At first, Tobey was worried that mandatory Diamond would lead to bad luck on the actual diamond. But that wasn’t the case, as the Sox won the World Series in 2004, ending the "Curse of the Bambino" and giving Beantown its first title since 1918. In 2010, Diamond made a surprise appearance at Fenway to perform "Sweet Caroline" during the Red Sox's season opener against the New York Yankees. He wore a Sox cap and a sports coat emblazoned with the message "Keep the Dodgers in Brooklyn."

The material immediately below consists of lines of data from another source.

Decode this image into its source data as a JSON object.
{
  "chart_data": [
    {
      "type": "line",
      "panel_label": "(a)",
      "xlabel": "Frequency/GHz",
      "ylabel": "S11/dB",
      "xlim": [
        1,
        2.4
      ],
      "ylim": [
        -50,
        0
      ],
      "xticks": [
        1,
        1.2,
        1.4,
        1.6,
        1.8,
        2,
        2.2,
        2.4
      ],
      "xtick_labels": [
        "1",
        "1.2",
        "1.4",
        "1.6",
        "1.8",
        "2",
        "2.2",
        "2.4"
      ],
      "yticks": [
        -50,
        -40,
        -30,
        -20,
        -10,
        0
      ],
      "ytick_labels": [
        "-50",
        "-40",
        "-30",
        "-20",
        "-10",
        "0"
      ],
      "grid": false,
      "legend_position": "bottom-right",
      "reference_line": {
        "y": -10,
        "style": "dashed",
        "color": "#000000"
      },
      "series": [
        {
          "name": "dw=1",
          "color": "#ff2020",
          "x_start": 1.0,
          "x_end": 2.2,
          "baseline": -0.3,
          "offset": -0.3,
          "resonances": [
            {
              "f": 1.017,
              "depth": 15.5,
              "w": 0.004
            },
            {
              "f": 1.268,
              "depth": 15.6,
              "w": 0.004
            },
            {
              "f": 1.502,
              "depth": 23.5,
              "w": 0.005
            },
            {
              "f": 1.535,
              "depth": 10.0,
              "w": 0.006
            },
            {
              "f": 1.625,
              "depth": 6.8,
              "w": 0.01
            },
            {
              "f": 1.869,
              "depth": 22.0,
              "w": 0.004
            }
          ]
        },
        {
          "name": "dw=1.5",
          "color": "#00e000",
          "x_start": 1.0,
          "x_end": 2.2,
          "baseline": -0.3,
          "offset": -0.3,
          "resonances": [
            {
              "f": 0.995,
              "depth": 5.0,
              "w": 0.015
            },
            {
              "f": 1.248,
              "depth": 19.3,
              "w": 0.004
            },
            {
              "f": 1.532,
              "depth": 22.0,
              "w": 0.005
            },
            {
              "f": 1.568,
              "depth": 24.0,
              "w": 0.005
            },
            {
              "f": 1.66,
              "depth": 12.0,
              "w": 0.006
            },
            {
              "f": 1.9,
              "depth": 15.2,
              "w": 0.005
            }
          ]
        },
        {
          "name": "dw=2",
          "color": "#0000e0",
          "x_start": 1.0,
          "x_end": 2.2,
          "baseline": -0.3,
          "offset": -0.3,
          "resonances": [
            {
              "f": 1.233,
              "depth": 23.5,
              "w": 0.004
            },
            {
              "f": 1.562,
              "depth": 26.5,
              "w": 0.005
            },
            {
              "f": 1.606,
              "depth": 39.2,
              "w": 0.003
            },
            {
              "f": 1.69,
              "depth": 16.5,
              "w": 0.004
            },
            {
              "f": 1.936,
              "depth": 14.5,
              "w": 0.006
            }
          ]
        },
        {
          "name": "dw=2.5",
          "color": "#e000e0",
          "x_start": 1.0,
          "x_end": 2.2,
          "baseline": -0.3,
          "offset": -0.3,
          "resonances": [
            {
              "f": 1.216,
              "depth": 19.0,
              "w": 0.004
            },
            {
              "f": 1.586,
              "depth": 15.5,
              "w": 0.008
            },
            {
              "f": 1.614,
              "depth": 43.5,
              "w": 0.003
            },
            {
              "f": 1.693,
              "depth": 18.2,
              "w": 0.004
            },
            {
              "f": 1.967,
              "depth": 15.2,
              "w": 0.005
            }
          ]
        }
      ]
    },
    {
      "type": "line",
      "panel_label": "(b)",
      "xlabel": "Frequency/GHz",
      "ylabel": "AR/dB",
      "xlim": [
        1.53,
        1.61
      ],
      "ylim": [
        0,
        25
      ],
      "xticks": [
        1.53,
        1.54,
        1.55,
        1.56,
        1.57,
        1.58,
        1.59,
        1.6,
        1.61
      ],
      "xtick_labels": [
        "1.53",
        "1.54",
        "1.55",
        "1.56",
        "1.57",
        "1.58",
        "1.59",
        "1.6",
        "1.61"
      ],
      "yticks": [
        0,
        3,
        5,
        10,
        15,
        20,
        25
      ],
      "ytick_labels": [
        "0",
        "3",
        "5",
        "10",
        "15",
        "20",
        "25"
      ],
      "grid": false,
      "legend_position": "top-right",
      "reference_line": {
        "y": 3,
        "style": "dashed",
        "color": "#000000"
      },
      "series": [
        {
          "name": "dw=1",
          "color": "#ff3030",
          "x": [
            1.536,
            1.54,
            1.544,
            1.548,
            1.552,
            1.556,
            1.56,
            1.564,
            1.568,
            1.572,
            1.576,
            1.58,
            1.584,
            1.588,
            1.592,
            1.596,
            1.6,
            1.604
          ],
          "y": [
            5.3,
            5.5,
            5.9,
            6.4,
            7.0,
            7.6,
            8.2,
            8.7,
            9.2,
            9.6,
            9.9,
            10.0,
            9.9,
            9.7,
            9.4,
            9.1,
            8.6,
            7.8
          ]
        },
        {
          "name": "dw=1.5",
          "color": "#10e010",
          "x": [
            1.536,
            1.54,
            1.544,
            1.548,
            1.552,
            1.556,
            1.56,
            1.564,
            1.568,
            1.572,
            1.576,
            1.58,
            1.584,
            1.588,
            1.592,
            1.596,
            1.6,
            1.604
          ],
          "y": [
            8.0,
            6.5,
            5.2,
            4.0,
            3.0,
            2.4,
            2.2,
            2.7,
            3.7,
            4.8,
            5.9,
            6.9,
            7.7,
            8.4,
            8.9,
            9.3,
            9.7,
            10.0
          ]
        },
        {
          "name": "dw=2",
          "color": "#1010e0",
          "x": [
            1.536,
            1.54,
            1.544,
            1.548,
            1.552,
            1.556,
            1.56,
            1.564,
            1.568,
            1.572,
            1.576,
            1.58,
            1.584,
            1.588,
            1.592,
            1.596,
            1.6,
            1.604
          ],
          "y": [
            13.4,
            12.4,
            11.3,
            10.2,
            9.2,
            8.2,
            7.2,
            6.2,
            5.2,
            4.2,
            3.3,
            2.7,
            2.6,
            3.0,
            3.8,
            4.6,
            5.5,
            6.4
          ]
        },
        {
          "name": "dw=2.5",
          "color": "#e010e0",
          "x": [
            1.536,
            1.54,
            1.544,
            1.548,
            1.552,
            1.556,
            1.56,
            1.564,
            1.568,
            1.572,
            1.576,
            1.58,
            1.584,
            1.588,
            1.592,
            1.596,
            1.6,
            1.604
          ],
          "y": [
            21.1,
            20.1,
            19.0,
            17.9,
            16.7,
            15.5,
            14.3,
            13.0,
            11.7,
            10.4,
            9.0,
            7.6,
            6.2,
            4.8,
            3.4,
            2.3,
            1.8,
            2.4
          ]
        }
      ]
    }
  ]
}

A different mood greeted Diamond when he returned to Fenway on April 20, 2013, just five days after bombings at the Boston Marathon killed three people and injured nearly 300 others. "What an honor it is for me to be here today," Diamond told the crowd. "I bring love from the whole country." He then sang along with the ‘69 recording of the song, leading the crowd in the "Ba! Ba! Ba!" and "So good! So good! So good!" ad-libs that have essentially become official lyrics. Diamond also donated all the royalties he received from the song that week, as downloads increased by 597 percent.

The Red Sox aren't the only sports team to have basked in the glory of "Sweet Caroline." The song has become popular with both the Penn State Nittany Lions and Iowa State Cyclones football squads and has even crossed the Atlantic to become part of the music rotation for England's Castleford Tigers crew team and Britain's Oxford United Football Club.

Over the last five decades, millions of people have had their lives touched by "Sweet Caroline" in one way or another. The enduring popularity must be a pleasant surprise for Diamond, who had no idea he’d written a classic back in 1969. "Neil didn't like the song at all," Tommy Cogbill, a bass player at American Sound Studio, said in an interview for the 2011 book Memphis Boys. "I actually remember him not liking it and not wanting it to be a single."